If so be death is a sleep, how much better to feel at the end, 'I die, but I die self-approved, and justified by self!' And if death is not all a sleep; if, as Socrates tells us, there are hopes that we but pass from a base life to another with less of dross, then how do pleasures and glories, griefs and dishonours, of this present life touch upon a man whose happiness or woe will be found all within ?" And so the good woman talked, giving to Drusus her own pure faith and hope and courage; and when the intellectual philosopher within him revolted at some of her simple premises and guileless sophistries, against his will he was persuaded by them, and was fain to own to himself that the heart of a good woman is past finding out; that its impulses are more genuine, its intuitions truer, its promptings surer, than all the fine-spun intellectuality of the most subtle metaphysician.

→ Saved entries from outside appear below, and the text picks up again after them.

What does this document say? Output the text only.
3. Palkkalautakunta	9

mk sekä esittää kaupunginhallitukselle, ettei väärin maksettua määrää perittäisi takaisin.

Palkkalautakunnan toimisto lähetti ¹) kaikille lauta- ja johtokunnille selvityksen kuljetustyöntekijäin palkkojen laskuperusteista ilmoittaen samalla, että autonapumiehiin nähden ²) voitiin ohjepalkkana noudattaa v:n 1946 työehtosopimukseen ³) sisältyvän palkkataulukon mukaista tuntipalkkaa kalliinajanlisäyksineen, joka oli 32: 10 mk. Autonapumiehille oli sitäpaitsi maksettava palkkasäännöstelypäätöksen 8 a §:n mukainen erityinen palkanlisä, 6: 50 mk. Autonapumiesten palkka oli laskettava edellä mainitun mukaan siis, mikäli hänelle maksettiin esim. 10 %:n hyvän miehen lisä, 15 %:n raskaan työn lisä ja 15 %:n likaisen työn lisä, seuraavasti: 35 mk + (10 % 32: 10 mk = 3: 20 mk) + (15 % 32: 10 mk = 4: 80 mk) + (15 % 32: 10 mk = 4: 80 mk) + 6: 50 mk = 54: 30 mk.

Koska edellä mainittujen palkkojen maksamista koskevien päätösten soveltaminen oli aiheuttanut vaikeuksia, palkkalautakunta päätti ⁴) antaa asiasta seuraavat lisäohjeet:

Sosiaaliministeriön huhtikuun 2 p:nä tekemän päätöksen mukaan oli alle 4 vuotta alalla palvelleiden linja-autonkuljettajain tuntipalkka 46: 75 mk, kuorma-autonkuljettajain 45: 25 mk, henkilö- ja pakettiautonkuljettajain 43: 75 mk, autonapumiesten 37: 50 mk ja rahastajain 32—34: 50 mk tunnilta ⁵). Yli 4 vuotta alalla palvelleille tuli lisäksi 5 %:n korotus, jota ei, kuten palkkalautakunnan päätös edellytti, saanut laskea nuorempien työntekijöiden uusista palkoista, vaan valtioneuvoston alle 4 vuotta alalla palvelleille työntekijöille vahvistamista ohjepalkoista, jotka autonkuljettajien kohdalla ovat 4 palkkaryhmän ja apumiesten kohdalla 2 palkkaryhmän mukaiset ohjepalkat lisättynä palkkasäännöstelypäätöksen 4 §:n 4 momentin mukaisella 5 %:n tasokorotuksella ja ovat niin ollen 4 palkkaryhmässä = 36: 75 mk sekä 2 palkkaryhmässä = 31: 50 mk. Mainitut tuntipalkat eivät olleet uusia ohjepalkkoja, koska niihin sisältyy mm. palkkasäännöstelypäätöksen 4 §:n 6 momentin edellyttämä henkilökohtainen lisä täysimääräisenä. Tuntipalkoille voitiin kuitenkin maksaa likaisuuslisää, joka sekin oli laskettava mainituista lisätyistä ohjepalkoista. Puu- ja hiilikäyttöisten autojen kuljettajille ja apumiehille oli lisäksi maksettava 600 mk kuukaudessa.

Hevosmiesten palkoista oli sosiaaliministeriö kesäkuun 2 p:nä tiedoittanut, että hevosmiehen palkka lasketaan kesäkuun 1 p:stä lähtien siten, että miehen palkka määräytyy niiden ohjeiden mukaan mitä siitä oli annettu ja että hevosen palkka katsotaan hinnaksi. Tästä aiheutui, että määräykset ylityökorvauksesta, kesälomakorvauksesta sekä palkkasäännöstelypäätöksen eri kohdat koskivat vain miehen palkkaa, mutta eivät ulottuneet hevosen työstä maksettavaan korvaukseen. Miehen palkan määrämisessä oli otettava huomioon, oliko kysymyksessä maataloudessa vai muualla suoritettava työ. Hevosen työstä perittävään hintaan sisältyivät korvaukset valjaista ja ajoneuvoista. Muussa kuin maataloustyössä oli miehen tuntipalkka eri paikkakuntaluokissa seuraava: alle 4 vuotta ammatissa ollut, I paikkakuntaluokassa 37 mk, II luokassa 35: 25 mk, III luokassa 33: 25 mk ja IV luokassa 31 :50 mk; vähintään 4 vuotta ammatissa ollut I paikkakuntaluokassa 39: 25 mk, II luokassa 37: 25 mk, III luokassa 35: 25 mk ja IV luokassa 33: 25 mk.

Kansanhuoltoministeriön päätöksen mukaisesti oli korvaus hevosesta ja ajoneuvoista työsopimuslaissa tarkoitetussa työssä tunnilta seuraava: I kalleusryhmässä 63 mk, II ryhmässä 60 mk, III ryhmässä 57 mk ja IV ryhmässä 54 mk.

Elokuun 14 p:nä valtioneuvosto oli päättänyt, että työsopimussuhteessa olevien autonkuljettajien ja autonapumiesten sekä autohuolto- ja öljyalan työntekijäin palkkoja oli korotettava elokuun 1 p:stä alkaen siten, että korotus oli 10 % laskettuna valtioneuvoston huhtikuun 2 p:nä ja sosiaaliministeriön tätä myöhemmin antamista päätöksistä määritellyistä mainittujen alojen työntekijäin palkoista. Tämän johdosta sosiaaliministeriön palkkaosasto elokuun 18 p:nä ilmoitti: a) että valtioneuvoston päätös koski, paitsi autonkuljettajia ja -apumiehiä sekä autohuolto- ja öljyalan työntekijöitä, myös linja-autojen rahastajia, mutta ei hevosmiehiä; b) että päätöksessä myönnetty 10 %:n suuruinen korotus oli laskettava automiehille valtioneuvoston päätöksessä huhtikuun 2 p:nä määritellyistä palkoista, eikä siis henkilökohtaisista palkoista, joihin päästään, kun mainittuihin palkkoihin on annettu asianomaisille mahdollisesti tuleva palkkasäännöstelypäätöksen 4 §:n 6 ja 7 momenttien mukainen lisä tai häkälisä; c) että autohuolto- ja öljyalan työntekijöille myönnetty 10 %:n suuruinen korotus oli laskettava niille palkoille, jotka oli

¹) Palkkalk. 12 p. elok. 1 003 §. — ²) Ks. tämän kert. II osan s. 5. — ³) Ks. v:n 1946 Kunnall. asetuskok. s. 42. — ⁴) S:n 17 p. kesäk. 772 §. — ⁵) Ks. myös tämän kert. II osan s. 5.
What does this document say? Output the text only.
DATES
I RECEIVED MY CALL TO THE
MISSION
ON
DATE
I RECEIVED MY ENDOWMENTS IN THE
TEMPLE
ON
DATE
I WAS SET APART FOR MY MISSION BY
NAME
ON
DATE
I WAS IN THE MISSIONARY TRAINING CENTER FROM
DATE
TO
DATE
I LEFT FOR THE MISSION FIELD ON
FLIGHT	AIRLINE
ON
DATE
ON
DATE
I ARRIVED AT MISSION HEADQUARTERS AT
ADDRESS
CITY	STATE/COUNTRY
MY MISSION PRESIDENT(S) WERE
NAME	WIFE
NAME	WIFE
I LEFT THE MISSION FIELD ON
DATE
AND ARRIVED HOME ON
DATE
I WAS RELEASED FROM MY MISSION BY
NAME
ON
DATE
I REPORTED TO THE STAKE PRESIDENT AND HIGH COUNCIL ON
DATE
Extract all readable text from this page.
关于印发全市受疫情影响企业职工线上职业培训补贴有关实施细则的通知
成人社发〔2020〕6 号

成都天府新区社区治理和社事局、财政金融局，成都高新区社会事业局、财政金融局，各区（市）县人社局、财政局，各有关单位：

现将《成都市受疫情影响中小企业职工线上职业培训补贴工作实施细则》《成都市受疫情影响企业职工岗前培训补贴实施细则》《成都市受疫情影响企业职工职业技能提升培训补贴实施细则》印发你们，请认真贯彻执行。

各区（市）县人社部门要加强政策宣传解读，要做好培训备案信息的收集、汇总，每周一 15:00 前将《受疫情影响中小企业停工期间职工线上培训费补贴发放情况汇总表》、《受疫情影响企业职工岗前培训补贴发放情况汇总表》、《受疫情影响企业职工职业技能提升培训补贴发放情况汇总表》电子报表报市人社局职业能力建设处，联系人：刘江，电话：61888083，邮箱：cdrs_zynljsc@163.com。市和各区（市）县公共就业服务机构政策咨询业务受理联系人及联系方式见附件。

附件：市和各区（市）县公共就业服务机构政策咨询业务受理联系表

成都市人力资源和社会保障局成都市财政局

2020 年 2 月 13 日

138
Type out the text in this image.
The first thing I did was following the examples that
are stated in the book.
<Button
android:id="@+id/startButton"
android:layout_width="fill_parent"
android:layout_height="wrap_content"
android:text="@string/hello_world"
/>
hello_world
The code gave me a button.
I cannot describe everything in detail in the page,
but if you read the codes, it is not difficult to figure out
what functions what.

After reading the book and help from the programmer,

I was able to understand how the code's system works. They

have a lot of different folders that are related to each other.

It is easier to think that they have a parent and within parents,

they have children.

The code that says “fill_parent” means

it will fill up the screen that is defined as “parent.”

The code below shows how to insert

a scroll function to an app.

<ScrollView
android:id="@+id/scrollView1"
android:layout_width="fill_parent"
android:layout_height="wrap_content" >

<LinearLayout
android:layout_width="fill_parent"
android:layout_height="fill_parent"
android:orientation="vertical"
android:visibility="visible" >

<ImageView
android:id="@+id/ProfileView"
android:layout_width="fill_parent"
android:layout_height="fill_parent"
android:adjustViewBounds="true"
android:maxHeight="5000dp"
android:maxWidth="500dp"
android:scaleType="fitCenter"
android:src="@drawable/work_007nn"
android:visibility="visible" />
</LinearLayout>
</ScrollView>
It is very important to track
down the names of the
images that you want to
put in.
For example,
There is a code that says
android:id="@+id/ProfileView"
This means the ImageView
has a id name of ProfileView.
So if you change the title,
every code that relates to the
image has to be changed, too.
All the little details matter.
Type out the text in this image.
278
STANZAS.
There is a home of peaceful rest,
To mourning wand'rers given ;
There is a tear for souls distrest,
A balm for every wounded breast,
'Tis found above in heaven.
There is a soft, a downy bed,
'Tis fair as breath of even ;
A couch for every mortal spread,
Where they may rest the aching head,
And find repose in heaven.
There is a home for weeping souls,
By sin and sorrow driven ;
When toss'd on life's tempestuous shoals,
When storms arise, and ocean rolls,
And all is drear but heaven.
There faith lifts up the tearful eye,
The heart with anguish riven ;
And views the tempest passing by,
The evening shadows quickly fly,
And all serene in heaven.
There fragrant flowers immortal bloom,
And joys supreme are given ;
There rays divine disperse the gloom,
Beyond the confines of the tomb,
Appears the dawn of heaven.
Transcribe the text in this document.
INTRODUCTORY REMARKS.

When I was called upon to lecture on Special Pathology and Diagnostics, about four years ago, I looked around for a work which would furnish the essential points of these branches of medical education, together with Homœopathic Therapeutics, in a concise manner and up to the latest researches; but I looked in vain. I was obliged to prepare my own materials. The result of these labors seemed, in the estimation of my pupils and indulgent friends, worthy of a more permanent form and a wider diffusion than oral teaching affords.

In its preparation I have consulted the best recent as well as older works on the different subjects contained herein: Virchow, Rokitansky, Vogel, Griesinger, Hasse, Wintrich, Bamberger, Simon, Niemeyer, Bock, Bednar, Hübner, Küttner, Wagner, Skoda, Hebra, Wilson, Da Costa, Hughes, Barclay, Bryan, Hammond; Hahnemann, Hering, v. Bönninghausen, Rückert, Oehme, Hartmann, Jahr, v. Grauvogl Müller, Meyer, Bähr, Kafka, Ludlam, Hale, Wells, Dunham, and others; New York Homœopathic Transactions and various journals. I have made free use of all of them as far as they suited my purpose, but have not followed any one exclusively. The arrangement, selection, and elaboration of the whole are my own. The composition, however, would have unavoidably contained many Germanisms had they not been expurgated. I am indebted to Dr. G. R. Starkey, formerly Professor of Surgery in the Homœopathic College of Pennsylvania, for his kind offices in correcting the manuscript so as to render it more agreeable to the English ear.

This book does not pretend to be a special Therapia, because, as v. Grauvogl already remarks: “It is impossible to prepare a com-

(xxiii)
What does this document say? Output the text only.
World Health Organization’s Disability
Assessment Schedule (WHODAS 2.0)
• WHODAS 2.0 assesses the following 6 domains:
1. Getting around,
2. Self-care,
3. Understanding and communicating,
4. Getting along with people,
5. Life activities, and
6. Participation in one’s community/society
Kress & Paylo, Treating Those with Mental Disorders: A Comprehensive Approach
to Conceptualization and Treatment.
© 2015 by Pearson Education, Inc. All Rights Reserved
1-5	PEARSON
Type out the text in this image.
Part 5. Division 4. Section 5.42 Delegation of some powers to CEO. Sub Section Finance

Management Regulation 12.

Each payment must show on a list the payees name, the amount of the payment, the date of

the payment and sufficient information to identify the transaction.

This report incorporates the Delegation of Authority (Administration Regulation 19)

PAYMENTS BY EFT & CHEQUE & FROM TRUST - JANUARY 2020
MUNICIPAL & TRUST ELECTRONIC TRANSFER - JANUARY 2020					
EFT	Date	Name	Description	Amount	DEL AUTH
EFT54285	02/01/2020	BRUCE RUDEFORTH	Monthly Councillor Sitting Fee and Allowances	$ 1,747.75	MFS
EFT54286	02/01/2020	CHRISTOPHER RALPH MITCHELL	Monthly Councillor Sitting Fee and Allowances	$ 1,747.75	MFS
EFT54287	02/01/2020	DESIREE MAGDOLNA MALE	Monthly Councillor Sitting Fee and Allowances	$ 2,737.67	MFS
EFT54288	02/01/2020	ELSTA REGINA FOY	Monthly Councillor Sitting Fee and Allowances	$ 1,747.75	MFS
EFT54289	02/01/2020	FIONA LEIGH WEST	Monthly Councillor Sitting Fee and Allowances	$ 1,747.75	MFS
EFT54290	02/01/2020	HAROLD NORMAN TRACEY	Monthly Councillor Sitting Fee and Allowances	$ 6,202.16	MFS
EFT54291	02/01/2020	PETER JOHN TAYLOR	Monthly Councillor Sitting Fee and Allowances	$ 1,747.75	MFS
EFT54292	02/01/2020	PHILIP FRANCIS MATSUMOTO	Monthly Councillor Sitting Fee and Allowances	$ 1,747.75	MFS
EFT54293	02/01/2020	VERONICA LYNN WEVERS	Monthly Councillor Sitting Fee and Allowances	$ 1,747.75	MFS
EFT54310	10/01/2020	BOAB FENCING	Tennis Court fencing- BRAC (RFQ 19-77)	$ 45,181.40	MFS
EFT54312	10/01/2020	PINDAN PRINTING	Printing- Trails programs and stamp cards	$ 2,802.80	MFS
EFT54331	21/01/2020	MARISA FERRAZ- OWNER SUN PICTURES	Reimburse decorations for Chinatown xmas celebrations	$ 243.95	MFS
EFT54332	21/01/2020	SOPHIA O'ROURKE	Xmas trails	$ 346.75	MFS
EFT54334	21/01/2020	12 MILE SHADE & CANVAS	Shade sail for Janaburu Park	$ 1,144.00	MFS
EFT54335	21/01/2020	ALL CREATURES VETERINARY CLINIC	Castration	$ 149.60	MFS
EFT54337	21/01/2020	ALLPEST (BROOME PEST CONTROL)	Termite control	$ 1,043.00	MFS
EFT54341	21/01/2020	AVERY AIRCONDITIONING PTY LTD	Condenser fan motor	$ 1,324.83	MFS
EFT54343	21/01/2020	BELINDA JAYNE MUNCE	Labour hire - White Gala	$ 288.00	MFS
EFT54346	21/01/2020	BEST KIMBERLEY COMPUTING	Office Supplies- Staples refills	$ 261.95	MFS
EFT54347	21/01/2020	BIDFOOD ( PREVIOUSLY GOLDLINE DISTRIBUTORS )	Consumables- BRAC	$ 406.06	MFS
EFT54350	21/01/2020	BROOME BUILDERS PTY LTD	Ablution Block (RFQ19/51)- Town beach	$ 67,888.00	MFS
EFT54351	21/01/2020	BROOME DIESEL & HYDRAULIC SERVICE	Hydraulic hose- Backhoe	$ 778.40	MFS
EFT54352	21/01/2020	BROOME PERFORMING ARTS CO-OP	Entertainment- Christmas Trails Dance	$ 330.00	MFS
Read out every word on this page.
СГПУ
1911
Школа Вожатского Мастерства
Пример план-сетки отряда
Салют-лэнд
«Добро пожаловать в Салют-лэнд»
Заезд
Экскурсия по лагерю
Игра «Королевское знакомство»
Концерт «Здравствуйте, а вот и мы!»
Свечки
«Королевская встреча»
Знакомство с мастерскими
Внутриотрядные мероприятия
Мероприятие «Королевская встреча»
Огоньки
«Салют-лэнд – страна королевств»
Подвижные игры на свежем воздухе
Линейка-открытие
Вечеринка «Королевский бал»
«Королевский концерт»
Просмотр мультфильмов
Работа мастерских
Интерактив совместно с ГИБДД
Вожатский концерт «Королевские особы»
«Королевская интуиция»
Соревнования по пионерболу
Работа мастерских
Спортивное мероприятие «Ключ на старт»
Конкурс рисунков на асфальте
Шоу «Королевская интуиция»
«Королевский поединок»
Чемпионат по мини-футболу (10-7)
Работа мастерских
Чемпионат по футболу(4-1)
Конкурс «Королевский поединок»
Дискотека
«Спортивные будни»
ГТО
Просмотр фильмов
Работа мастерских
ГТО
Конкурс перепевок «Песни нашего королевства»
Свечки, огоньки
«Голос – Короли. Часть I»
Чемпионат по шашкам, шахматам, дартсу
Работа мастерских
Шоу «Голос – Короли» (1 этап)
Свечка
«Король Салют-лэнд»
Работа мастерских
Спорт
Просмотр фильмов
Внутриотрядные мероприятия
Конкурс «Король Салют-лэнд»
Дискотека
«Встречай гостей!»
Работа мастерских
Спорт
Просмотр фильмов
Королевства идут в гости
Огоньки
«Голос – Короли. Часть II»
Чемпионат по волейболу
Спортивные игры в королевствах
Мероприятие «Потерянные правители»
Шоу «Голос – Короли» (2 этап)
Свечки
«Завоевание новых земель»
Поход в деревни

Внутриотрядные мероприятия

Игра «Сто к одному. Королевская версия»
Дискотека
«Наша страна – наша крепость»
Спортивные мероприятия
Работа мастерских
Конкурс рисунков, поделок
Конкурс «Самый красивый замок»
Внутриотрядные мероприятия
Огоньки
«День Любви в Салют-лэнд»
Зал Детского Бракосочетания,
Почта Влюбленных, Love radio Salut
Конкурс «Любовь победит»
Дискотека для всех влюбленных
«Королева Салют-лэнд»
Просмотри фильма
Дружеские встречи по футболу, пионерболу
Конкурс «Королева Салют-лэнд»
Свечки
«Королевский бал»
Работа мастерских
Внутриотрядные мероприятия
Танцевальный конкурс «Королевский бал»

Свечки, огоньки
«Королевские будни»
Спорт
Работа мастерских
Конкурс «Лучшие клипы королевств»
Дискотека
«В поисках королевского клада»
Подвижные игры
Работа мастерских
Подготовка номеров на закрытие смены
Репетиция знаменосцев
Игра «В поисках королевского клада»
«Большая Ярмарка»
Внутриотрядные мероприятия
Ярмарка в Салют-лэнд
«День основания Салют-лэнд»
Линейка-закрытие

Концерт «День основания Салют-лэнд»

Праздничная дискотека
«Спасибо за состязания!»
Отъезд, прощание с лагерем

When at last Drusus rose to leave his aunt, his face was glowing with a healthy colour, his step was elastic, his voice resonant with a noble courage.

Fabia embraced him again and again.
"Remember, whatever befalls," were her parting words, "I shall still love you." And when Drusus went out of the house he saw the dignified figure of the Vestal gazing after him.

A few minutes later he passed no less a personage than the consular Lucius Domitius on his way to some political conference.